Automatic partition creation — create future partitions before the month begins:

@Scheduled(cron = "0 0 1 28 * *")  // 28th of each month
@Transactional
public void createNextMonthPartition() {
    YearMonth nextMonth = YearMonth.now().plusMonths(1);
    String partitionName = "orders_" +
        nextMonth.format(DateTimeFormatter.ofPattern("yyyy_MM"));
    String startDate = nextMonth.atDay(1).toString();
    String endDate = nextMonth.plusMonths(1).atDay(1).toString();

    jdbcTemplate.execute(String.format(
        "CREATE TABLE IF NOT EXISTS %s PARTITION OF orders " +
        "FOR VALUES FROM ('%s') TO ('%s')",
        partitionName, startDate, endDate));

    log.info("Created partition: {}", partitionName);
}

Partitioning is transparent to Hibernate and Spring Data JPA — queries and inserts against the parent orders table work without modification. The benefit is entirely in query performance and maintenance (dropping old partitions is instant — no DELETE required).

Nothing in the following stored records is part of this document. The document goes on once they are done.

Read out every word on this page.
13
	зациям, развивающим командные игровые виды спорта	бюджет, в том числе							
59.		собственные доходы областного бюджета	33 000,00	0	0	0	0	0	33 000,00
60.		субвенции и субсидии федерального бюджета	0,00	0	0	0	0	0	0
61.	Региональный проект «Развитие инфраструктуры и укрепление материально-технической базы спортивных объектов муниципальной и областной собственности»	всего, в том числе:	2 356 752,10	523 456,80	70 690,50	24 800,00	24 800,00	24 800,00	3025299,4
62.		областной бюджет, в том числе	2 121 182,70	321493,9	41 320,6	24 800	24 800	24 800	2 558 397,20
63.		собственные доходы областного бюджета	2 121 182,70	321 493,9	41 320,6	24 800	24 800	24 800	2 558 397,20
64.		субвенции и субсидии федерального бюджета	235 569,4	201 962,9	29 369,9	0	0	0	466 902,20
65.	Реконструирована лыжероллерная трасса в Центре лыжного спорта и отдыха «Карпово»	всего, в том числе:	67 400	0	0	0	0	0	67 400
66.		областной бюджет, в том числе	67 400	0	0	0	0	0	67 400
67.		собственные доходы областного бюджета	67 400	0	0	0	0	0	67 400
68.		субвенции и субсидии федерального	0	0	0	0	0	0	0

The PostgreSQL capabilities worth knowing

Each of these features eliminates application code that would otherwise be written in Java:

  • JSONB eliminates a separate document database for flexible-schema data
  • Full-text search eliminates Elasticsearch for moderate search requirements
  • Window functions eliminate in-memory sorting and ranking in Java
  • Advisory locks eliminate Redis or Zookeeper for distributed coordination
  • LISTEN/NOTIFY eliminates polling loops for real-time event propagation
  • Partitioning eliminates manual table management for large time-series datasets

The instinct to reach for additional infrastructure — a search cluster, a cache for coordination, a message broker for in-process events — is often a symptom of underutilizing the database already in the stack. PostgreSQL is capable of more than most Java applications ask of it.